ModernBERT ModernBertModel works on the CPU but fails on the GPU

Hello everyone,

My problem is that ModernBertModel fails to return a valid output when I use the GPU instead of the CPU. The following code returns a valid output:

import torch
from transformers import AutoTokenizer, ModernBertModel

model_id = "answerdotai/ModernBERT-base"
tokenizer = AutoTokenizer.from_pretrained(model_id)
model = ModernBertModel.from_pretrained(model_id)

device = torch.device("cpu")
model.to(device)

texts = ["The capital of France is Paris.", "The capital of Germany is Berlin."]

inputs = tokenizer(
    text=texts,
    add_special_tokens=True,
    padding='max_length',
    truncation=True,
    max_length=768,
    return_attention_mask=True,
    return_tensors='pt' 
)

input_ids = inputs['input_ids'].to(device)
attention_mask = inputs['attention_mask'].to(device)

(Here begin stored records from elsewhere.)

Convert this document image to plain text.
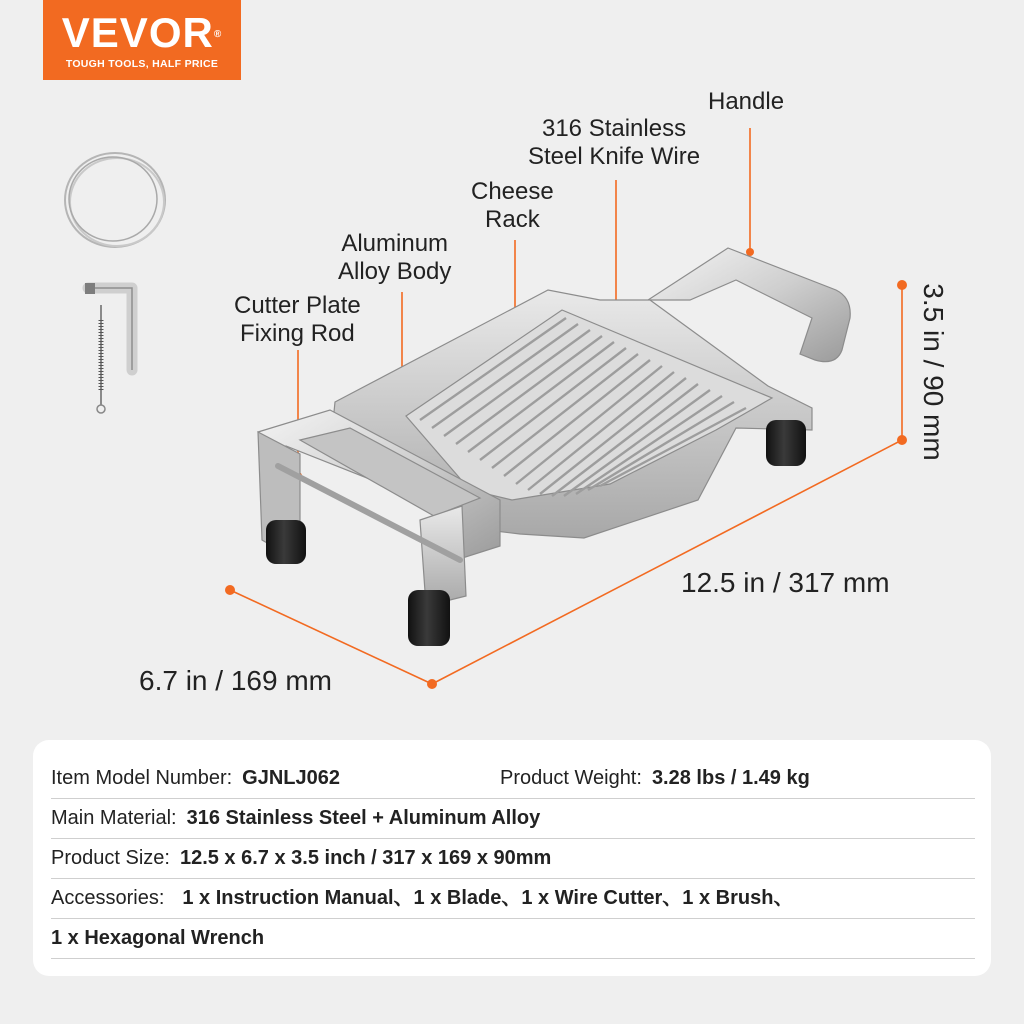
VEVOR®
TOUGH TOOLS, HALF PRICE
Handle
316 Stainless
Steel Knife Wire
Cheese
Rack
Aluminum
Alloy Body
Cutter Plate
Fixing Rod
12.5 in / 317 mm
6.7 in / 169 mm
3.5 in / 90 mm
Item Model Number: GJNLJ062	Product Weight: 3.28 lbs / 1.49 kg
Main Material: 316 Stainless Steel + Aluminum Alloy
Product Size: 12.5 x 6.7 x 3.5 inch / 317 x 169 x 90mm
Accessories: 1 x Instruction Manual、1 x Blade、1 x Wire Cutter、1 x Brush、
1 x Hexagonal Wrench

outputs = model(input_ids=input_ids, attention_mask=attention_mask)

print(outputs.last_hidden_state)

Output:

tensor([[[ 0.2510, -0.8900, -0.7447,  ..., -0.6569,  0.2809, -0.5663],
         [ 0.1292,  0.0536,  0.2478,  ...,  0.1400, -0.1059,  0.0981],
         [-0.0945, -1.2089, -0.5087,  ..., -0.0810,  1.4614, -0.1214],
         ...,
         [ 1.5802, -0.2266,  0.8008,  ..., -0.8563, -0.0378, -0.6842],
         [ 1.6365, -0.2077,  0.7667,  ..., -0.8660, -0.0537, -0.6460],
         [ 1.6404, -0.1780,  0.7846,  ..., -0.8497, -0.0268, -0.6155]],

        [[ 0.3872, -0.9977, -0.8920,  ..., -0.7293,  0.5094, -0.5080],
         [-0.1917, -0.8092, -0.3774,  ..., -1.0475, -0.4196,  0.1802],
         [-0.0937, -1.1293, -0.8068,  ...,  0.4551,  1.5275, -0.0922],
         ...,
         [ 1.7813,  0.2581,  0.6624,  ..., -1.0199, -0.1711, -1.1627],
         [ 1.8317,  0.3041,  0.6434,  ..., -1.0328, -0.1824, -1.1392],
         [ 1.8517,  0.3272,  0.6883,  ..., -0.9966, -0.1606, -1.1124]]],
       grad_fn=<NativeLayerNormBackward0>)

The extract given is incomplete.